MALİYE VE GENELKURMAY EL ELE
Temizlenecek mayınlı alanların öncelik sırası, Genelkurmay Başkanlığı, Milli Savunma Bakanlığı, Dışişleri Bakanlığı ve Maliye Bakanlığı‘nın mutabakatı ile belirlenecek. İhale komisyonlarının oluşumu ve çalışmasına ilişkin esaslar da Maliye Bakanlığı tarafından tespit edilecek. Genelkurmay Başkanlığı ile Milli Savunma ve Maliye Bakanlıkları temsilcilerinin katılımı ile oluşturulacak muayene ve kabul komisyonlarının görevleri ile çalışmasına ilişkin esas ve usuller da bu 3 kurum tarafından belirlenerek, ihale şartnamesinde gösterilecek.
Mayınlı alanlardaki maden, petrol gibi her türlü yeraltı zenginlikleri hakkında ise Maden Kanunu ile Petrol Kanunu hükümleri saklı tutulacak.

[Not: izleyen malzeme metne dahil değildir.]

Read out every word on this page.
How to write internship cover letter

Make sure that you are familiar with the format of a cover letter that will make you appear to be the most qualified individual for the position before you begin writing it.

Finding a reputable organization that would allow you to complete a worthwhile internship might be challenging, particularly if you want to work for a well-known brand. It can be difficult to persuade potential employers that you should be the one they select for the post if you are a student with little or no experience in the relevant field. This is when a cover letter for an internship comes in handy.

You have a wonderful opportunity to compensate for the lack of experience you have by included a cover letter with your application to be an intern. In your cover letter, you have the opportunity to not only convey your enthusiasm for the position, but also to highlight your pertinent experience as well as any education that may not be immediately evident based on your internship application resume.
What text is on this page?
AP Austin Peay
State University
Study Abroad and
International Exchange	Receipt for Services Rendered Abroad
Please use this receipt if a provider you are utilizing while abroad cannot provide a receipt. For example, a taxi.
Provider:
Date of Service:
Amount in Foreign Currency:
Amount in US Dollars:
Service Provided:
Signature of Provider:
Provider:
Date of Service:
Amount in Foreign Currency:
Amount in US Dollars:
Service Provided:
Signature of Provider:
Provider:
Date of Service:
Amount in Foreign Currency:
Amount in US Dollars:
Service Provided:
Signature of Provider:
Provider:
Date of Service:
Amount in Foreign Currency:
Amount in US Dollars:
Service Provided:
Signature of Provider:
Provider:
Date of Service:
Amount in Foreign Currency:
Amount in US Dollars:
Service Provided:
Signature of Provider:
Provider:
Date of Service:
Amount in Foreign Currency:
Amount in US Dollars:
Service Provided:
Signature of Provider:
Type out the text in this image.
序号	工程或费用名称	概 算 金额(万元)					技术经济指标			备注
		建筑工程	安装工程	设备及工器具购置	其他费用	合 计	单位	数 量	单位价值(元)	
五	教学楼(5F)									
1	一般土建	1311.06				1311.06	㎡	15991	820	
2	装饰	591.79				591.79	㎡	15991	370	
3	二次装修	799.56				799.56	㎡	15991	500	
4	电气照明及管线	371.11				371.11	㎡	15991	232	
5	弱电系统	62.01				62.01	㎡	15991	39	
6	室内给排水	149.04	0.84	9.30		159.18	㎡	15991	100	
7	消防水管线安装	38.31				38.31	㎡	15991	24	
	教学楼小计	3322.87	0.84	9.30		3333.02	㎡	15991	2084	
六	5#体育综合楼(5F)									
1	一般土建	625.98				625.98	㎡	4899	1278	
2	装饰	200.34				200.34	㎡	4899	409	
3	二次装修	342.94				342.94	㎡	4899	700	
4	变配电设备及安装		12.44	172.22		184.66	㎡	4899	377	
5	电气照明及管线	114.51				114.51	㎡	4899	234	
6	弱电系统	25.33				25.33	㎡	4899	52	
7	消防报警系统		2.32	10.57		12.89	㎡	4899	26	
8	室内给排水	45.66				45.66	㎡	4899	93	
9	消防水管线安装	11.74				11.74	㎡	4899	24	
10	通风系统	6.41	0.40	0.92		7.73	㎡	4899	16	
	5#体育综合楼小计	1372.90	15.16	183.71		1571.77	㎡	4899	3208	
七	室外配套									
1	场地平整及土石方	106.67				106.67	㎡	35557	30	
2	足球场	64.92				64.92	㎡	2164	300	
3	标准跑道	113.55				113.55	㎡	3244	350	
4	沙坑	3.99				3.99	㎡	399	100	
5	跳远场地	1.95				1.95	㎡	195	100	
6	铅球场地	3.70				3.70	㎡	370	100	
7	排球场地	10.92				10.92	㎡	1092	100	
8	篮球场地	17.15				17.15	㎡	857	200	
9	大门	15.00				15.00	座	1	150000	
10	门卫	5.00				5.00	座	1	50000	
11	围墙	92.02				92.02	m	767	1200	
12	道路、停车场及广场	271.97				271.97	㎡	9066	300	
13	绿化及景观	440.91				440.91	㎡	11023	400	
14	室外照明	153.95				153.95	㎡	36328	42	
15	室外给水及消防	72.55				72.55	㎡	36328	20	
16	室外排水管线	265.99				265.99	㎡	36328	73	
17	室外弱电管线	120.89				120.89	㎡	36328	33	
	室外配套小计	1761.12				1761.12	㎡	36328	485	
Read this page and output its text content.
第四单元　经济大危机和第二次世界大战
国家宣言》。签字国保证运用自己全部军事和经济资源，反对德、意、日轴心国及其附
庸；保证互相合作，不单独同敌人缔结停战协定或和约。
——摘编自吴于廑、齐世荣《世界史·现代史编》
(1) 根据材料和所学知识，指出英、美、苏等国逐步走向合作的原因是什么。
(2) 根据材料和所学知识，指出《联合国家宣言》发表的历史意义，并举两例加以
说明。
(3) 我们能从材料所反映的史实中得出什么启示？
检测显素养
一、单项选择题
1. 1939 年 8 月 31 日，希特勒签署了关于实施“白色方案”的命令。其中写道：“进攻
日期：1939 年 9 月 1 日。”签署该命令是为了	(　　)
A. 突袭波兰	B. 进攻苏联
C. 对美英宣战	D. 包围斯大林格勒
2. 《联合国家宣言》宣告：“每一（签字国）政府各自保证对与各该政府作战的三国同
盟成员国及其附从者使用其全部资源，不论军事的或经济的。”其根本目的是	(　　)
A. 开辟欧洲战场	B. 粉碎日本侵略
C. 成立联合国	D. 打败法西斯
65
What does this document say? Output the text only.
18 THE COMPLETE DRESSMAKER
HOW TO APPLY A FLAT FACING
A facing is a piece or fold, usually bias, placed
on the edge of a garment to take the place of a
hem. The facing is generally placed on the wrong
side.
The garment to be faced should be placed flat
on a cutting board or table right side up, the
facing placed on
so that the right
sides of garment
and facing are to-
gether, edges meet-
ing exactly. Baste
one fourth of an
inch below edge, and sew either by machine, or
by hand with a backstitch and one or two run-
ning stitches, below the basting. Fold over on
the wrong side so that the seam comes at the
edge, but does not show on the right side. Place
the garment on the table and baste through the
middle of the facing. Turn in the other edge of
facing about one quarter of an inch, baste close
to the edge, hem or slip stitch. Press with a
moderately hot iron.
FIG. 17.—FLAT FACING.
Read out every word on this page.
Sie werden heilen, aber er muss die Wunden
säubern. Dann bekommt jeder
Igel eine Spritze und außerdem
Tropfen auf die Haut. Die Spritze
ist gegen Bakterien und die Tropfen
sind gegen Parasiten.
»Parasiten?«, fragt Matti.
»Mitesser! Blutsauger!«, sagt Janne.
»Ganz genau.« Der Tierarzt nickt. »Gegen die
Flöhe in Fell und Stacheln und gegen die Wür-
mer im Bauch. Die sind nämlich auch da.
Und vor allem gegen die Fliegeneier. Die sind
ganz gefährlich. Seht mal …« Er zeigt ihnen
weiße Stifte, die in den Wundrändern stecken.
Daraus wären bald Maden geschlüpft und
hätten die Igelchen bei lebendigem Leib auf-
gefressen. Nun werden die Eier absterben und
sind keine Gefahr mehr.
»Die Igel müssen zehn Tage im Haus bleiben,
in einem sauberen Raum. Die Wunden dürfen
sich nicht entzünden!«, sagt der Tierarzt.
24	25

44 YILA KADAR TARIMSAL FAALİYET İZNİ
Taslağa göre, mayın temizleme süresi, taşınmazların yükleniciye tesliminden itibaren 5 yılı geçemeyecek. Taşınmazların temizleme karşılığı tarımsal faaliyetlerde kullanılmasına ilişkin tahmini ihale süresi ise kabul işlemlerinin yapılmasından itibaren 44 yılı geçmemek üzere Maliye Bakanlığı‘nca belirlenecek. Süre tespitinde, mayın temizleme işinin maliyeti ile kullanıma bırakılacak taşınmazların 1 yıllık kira bedeli dikkate de dikkate alınacak.
Mayın temizleme ihalesinin, belirtilen esaslar çerçevesinde yapılamaması halinde, söz konusu ihale, Kamu İhale Kanunu hükümlerine göre hizmet satın alınmak suretiyle de gerçekleştirilebilecek. Bakanlar Kurulu, gerektiğinde, mayın temizleme işini veya ihale işlemlerini yürütecek kamu kuruluşunu belirlemeye de yetkili olacak.
ZMO BAŞKANI GÜNAYDIN: Bu şekilde yasalaşırsa yargıya gideriz
ZİRAAT Mühendisleri Odası Başkanı Gökhan Günaydın, hükümetin hazırladığı taslak ile oradaki askeri mayının temizleneceğini ancak o bölge insanı için yerine ekonomik mayın döşenmiş olacağını belirtti. Mayınlı arazilerin temizlenmesi için yıllardır çaba harcadıklarını bu konuyu gündeme taşımaya çalıştıklarını anlatan Günaydın, şöyle konuştu:
"Önemli olan o mayınlı arazinin temizlenmesi ve üretime kazandırılmasıdır. Ancak, biz bu mayınlı araziyi temizleyeceksek amacımız o bölgede yaşayan topraksız halka toprak kazandırmak ve o köylünün o bölgede ülkenin ihtiyaç duyduğu tarım ürünlerini yetiştirerek ve katma değerini ülkeye bırakmasını sağlamak olmalıdır. Hazırlanan taslakla ise askeri mayın temizleniyor ama yerine ekonomik mayın konuyor, çünkü temizlenen mayınlı araziler bir şirkete verildiğinde halk oraya giremeyecek, orada çalışamayacaktır. Dolayısıyla bölge halkına ve kamu yararına bir durum değildir. Bu yüzden Bakanlar Kurulu kararı taslak aynı şekilde çıkarsa biz bunu yargıya taşırız."